3 years ago my wife and I had a child. That puts a damper on sexual activity between husband and wife already, which exacerbated my issues. A case of "if you don't use it you lose it". Our sex life has been nonexistent for nearly the whole time.
Then there is this god damn pandemic. It's been difficult for me and my family. It's been hard on us all. I was having anxiety issues, depression, significant stress and found myself doing very "like an addict" behaviours when it came to porn. I NEEDED to watch or finish every night. If I didn't I wouldn't/couldn't sleep. Eventually, I got to a point when I wasn't able to maintain an erection watching porn, but I kept at it because it was at least something. I was disappointed and saddened by my inability to achieve and maintain an erection even watching porn. I knew something had to stop, but I just didn't stop.

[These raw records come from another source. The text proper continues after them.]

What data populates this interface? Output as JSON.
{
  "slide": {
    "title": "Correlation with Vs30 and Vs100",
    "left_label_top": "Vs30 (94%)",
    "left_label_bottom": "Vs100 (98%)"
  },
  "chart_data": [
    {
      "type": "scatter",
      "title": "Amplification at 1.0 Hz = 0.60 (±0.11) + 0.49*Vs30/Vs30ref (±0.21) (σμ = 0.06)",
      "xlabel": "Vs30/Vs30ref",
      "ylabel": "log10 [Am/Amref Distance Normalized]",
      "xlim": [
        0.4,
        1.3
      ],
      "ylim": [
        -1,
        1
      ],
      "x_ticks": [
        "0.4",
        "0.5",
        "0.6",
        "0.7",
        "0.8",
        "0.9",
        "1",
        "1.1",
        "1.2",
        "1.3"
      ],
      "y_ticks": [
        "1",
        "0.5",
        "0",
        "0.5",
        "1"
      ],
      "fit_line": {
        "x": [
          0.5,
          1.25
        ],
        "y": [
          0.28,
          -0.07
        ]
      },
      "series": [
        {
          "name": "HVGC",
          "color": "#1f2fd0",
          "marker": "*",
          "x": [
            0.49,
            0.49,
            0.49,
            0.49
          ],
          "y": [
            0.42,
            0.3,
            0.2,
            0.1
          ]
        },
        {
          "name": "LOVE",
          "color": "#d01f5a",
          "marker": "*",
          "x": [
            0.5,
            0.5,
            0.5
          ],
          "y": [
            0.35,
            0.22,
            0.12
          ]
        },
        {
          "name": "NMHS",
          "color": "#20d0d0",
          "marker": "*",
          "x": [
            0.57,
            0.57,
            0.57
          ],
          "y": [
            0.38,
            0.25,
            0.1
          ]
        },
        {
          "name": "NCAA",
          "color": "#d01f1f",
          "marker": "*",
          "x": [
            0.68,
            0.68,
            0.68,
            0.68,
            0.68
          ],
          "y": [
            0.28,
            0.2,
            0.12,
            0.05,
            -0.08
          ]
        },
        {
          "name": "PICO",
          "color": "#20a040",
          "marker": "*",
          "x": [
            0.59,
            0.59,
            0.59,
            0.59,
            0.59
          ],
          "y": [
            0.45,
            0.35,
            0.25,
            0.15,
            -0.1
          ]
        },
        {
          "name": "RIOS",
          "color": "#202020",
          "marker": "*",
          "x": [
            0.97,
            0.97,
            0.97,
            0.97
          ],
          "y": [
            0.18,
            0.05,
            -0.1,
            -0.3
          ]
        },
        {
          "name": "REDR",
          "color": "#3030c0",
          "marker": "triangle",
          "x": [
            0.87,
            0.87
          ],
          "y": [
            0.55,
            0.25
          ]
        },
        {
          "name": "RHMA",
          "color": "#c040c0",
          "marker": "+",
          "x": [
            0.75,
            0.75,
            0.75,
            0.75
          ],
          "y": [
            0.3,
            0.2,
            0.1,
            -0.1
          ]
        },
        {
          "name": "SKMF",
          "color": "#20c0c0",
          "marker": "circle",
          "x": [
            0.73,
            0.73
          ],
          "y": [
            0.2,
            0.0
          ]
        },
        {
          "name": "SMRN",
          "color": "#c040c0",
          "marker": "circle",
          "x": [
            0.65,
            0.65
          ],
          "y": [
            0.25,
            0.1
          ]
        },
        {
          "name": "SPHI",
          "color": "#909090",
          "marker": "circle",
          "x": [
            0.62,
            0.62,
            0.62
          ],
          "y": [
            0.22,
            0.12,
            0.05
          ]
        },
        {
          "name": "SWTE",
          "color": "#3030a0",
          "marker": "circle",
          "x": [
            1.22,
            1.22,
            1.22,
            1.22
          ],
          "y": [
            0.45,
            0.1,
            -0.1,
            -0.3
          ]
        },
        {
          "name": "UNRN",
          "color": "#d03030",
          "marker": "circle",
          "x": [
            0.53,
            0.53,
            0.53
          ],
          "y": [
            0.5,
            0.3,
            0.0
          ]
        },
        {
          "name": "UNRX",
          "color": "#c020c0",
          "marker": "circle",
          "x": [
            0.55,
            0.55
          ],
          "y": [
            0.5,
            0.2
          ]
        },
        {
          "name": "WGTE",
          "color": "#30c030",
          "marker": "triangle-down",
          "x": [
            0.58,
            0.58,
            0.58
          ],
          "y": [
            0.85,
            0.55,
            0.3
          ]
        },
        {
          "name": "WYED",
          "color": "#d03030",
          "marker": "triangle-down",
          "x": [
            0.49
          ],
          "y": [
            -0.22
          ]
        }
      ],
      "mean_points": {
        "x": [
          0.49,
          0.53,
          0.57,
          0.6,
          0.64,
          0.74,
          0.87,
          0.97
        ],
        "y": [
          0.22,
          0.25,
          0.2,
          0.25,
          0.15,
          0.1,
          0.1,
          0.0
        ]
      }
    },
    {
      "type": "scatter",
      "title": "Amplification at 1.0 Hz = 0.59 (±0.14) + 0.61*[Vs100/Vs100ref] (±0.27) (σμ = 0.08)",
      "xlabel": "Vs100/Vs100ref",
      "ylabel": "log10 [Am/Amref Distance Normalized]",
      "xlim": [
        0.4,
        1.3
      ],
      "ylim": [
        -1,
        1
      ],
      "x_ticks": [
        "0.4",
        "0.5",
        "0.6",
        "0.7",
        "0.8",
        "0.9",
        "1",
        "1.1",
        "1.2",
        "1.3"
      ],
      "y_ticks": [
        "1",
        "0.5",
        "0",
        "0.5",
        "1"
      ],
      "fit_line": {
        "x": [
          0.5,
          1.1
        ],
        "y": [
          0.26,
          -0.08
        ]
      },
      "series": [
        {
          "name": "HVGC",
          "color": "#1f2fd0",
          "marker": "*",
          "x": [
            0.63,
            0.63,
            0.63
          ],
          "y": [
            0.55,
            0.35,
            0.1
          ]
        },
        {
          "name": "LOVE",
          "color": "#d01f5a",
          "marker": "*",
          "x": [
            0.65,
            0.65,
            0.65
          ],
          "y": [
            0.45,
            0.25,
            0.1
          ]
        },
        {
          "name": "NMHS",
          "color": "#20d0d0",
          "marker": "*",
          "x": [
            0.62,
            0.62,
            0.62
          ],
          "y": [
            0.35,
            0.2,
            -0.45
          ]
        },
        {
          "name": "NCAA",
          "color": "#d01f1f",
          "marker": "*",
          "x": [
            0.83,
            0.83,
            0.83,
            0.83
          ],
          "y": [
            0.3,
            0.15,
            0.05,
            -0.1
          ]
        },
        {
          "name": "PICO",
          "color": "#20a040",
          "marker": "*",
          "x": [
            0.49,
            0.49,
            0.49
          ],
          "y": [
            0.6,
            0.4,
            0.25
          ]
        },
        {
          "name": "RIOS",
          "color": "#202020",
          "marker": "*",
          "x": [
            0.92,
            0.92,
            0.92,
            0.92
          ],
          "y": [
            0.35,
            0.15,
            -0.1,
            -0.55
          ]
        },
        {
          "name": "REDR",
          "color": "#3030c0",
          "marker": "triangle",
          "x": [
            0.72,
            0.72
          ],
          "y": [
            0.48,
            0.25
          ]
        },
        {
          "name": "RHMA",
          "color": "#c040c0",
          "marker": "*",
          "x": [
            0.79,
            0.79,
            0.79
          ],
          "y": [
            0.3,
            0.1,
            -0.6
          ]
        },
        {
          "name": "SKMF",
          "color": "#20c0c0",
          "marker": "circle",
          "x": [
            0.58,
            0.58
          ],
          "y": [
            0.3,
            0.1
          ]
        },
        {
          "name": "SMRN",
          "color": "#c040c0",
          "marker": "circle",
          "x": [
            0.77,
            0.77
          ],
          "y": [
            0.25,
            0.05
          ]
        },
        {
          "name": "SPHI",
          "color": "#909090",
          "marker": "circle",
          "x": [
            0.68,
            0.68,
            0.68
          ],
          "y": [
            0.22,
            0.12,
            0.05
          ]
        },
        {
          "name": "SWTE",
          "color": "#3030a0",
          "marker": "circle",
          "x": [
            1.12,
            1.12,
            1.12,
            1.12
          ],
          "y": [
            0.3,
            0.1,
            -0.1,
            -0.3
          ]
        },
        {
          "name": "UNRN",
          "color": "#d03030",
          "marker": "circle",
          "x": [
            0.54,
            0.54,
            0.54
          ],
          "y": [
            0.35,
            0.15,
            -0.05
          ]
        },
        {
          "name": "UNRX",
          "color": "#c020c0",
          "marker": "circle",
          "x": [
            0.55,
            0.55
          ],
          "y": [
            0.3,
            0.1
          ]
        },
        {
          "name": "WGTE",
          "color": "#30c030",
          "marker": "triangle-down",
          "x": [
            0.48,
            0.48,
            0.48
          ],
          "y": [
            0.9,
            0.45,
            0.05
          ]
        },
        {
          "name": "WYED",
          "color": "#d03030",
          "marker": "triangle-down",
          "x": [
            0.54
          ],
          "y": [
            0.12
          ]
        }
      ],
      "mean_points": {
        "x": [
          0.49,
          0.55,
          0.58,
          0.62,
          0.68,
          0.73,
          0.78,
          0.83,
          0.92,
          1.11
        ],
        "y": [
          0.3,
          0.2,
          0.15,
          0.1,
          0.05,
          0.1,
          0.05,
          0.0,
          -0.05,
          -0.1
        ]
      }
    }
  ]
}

Feb 23rd I had major surgery on my eye. Part of the recovery was not using screens, reading, etc for 2 weeks. It also included sleeping face down. A very difficult thing to do. Anyway, I masturbated on my 2nd night because I couldn't sleep. It was a pathetic display. I was broken-hearted not only from my eye injury but also from how I felt about my "performance". At the end of the recovery, I had realized that I had gone 2 weeks without watching porn. I thought, well I've already started, lets keep going. Did my reading, research and built my strategy. So, as I said, it's been 50 days today.
So, the reason why I created an account and why I've posted. I am having some challenges and I don't want to feel alone in it anymore. I need some help, advice, etc.

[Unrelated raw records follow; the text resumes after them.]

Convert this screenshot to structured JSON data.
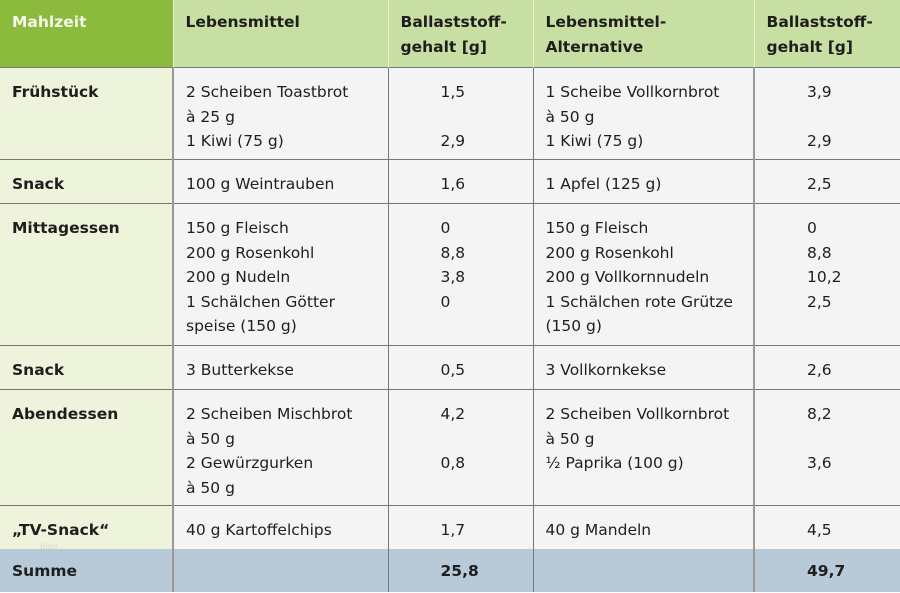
{
  "table": {
    "headers": {
      "meal": "Mahlzeit",
      "food": "Lebensmittel",
      "fiber1_line1": "Ballaststoff-",
      "fiber1_line2": "gehalt [g]",
      "alt_line1": "Lebensmittel-",
      "alt_line2": "Alternative",
      "fiber2_line1": "Ballaststoff-",
      "fiber2_line2": "gehalt [g]"
    },
    "rows": [
      {
        "meal": "Frühstück",
        "food": [
          "2 Scheiben Toastbrot",
          "à 25 g",
          "1 Kiwi (75 g)"
        ],
        "fiber": [
          "1,5",
          "",
          "2,9"
        ],
        "alt": [
          "1 Scheibe Vollkornbrot",
          "à 50 g",
          "1 Kiwi (75 g)"
        ],
        "alt_fiber": [
          "3,9",
          "",
          "2,9"
        ]
      },
      {
        "meal": "Snack",
        "food": [
          "100 g Weintrauben"
        ],
        "fiber": [
          "1,6"
        ],
        "alt": [
          "1 Apfel (125 g)"
        ],
        "alt_fiber": [
          "2,5"
        ]
      },
      {
        "meal": "Mittagessen",
        "food": [
          "150 g Fleisch",
          "200 g Rosenkohl",
          "200 g Nudeln",
          "1 Schälchen Götter",
          "speise (150 g)"
        ],
        "fiber": [
          "0",
          "8,8",
          "3,8",
          "0"
        ],
        "alt": [
          "150 g Fleisch",
          "200 g Rosenkohl",
          "200 g Vollkornnudeln",
          "1 Schälchen rote Grütze",
          "(150 g)"
        ],
        "alt_fiber": [
          "0",
          "8,8",
          "10,2",
          "2,5"
        ]
      },
      {
        "meal": "Snack",
        "food": [
          "3 Butterkekse"
        ],
        "fiber": [
          "0,5"
        ],
        "alt": [
          "3 Vollkornkekse"
        ],
        "alt_fiber": [
          "2,6"
        ]
      },
      {
        "meal": "Abendessen",
        "food": [
          "2 Scheiben Mischbrot",
          "à 50 g",
          "2 Gewürzgurken",
          "à 50 g"
        ],
        "fiber": [
          "4,2",
          "",
          "0,8"
        ],
        "alt": [
          "2 Scheiben Vollkornbrot",
          "à 50 g",
          "½ Paprika (100 g)"
        ],
        "alt_fiber": [
          "8,2",
          "",
          "3,6"
        ]
      },
      {
        "meal": "„TV-Snack“",
        "food": [
          "40 g Kartoffelchips"
        ],
        "fiber": [
          "1,7"
        ],
        "alt": [
          "40 g Mandeln"
        ],
        "alt_fiber": [
          "4,5"
        ]
      }
    ],
    "sum": {
      "label": "Summe",
      "fiber_total": "25,8",
      "alt_fiber_total": "49,7"
    }
  },
  "watermark": "blog",
  "colors": {
    "header_meal_bg": "#8bba3c",
    "header_bg": "#c8dfa3",
    "meal_col_bg": "#eef4dc",
    "cell_bg": "#f4f4f4",
    "sum_bg": "#b8cad8"
  }
}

My flatline has been an interesting experience. I am not experiencing a lack of arousal, but I have NO interest in any online proclivities. I am not having any morning wood yet, but I am not too concerned about that. it's been a long time since I've had that, so I accept that it'll take a long time to come back. The issue that I having now it irritability. I wasn't having any issues with irritability until the last 2 days. I feel like I am full of rage. I am having a really difficult time. Very short temper with my daughter and everyone in my family.
I feel like I want to engage in sexual activity with my wife, but wonder if it's just the junkie in me talking who just wants to cum. Well, I do want to engage in activities with my wife, it's the biggest reason why I'm doing this, but I worry I am going to go backward if I do. I asked her to send me some sexy pictures today, which is something we used to often do, and that was really nice. I had noticed that I felt and thought very much towards playing with her as opposed to just getting off.
I don't actually know if my irritability to from lack of sexual gratification, but it makes sense to me. In most of the things I've read it seems that men experience these feelings of irritability right away when they stop.
Anyway, any tips, tricks, advice, motivation you could spare I would appreciate it. Thank you in advance, all. Be well and stay safe.